The euro remained down 0.1 percent at $1.2294 but was well above Thursday’s low of $1.2266 and also above a more than two-year low of $1.2042 hit last month, though it was still shy of its one-month high of $1.2444 set on Monday.
“The euro is working its way through another small corrective phase within a massive, long-term downshift,” said Richard Hastings, macro strategist at Global Hunter Securities.
“A lot of attention is going to the euro’s existence, but our biggest worry is its price for now,” he said.
Still, euro buying flows have been observed in Asian morning trade recently, probably from funds squaring euro/dollar positions, said Yuji Saito, director of foreign exchange at Credit Agricole in Tokyo.
“The euro has been supported by traders reducing their long dollar positions ahead of summer holidays,” Saito said. “There are reasons to be concerned, but a lack of fresh factors or comments from key European figures to prompt further euro selling has led traders to adjust their positions.”
The euro bought 96.62 yen, above its low of 96.33 yen the day before but below Tuesday’s peak of 97.82 yen. It was narrowly holding above its 14-day moving average, now at 96.23 yen.
The US dollar was buying 78.60, still wedged in the narrow 77.90-78.80 yen range that has held since late July, after rising to a three-week peak of 78.79 yen on Thursday.
Saito also noted that the dollar may be supported against the yen by a changing view of US bonds as Treasury yields have been inching up on solid U.S. data, which could help scale back expectations for another round of bond buying by the Federal Reserve.

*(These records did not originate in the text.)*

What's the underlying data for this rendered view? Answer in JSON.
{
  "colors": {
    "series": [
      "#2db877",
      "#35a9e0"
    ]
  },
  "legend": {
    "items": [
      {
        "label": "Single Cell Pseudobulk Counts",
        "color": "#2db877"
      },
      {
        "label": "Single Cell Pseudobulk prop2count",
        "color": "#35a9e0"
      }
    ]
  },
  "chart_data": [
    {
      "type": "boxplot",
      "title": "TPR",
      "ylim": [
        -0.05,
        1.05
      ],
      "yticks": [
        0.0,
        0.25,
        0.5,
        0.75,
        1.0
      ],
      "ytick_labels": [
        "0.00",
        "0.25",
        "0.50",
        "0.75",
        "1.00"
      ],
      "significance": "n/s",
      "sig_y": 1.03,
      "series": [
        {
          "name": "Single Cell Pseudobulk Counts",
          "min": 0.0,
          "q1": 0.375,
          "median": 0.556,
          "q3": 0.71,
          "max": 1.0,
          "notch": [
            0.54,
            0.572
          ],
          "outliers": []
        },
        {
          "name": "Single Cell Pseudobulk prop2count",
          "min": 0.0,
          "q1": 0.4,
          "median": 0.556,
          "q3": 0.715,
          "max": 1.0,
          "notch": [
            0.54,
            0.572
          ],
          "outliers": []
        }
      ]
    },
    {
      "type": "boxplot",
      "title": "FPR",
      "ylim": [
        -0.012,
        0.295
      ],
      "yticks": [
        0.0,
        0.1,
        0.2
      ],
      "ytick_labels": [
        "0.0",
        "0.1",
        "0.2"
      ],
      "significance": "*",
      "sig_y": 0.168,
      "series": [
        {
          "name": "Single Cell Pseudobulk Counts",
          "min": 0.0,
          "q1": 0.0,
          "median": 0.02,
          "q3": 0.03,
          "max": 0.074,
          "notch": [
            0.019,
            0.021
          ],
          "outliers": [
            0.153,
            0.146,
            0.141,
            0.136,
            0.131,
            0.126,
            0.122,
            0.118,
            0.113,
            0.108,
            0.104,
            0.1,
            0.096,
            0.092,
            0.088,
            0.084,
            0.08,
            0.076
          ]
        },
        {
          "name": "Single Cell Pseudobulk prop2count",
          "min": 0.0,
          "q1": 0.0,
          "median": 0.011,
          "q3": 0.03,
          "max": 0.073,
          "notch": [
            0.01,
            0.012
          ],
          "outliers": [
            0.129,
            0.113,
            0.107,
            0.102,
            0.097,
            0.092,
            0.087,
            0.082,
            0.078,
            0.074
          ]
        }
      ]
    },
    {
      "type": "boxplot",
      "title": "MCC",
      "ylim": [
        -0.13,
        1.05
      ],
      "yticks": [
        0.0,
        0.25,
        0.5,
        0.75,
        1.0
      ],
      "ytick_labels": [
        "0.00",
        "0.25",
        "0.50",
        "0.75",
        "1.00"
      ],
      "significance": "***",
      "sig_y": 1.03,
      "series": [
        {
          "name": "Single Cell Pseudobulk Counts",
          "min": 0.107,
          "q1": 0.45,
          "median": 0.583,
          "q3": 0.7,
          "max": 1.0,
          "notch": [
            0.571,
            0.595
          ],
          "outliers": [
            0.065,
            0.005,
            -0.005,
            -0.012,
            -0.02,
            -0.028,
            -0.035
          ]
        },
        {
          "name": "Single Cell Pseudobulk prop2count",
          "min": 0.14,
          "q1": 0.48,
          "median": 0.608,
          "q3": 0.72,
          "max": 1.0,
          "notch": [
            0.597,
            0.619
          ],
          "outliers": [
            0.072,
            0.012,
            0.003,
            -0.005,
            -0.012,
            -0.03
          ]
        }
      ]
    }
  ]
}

Citigroup positioning indicators suggest that foreign exchange markets have long positions in the carry and commodity currencies that they are funding in US dollars and sterling rather than euros, said Greg Anderson, senior currency strategist at Citigroup in New York, in a note to clients.
“However, no position size is anywhere close to large and for the most part positions are either shrinking or remaining flat, despite favourable price movements,” he said.
The Australian dollar was down about 0.3 percent at $1.0535 following the release of the Reserve Bank of Australia’s quarterly statement on monetary policy, in which it upgraded its 2012 outlook for economic growth but warned a strong currency could constrain growth to a greater extent than in the past.
The Aussie rose to $1.0615 on Thursday, its highest level since March 20.
The dollar index stood at 82.659, down from its high of 82.789 the day before but still well above a one-month low of 82.041 touched on Tuesday.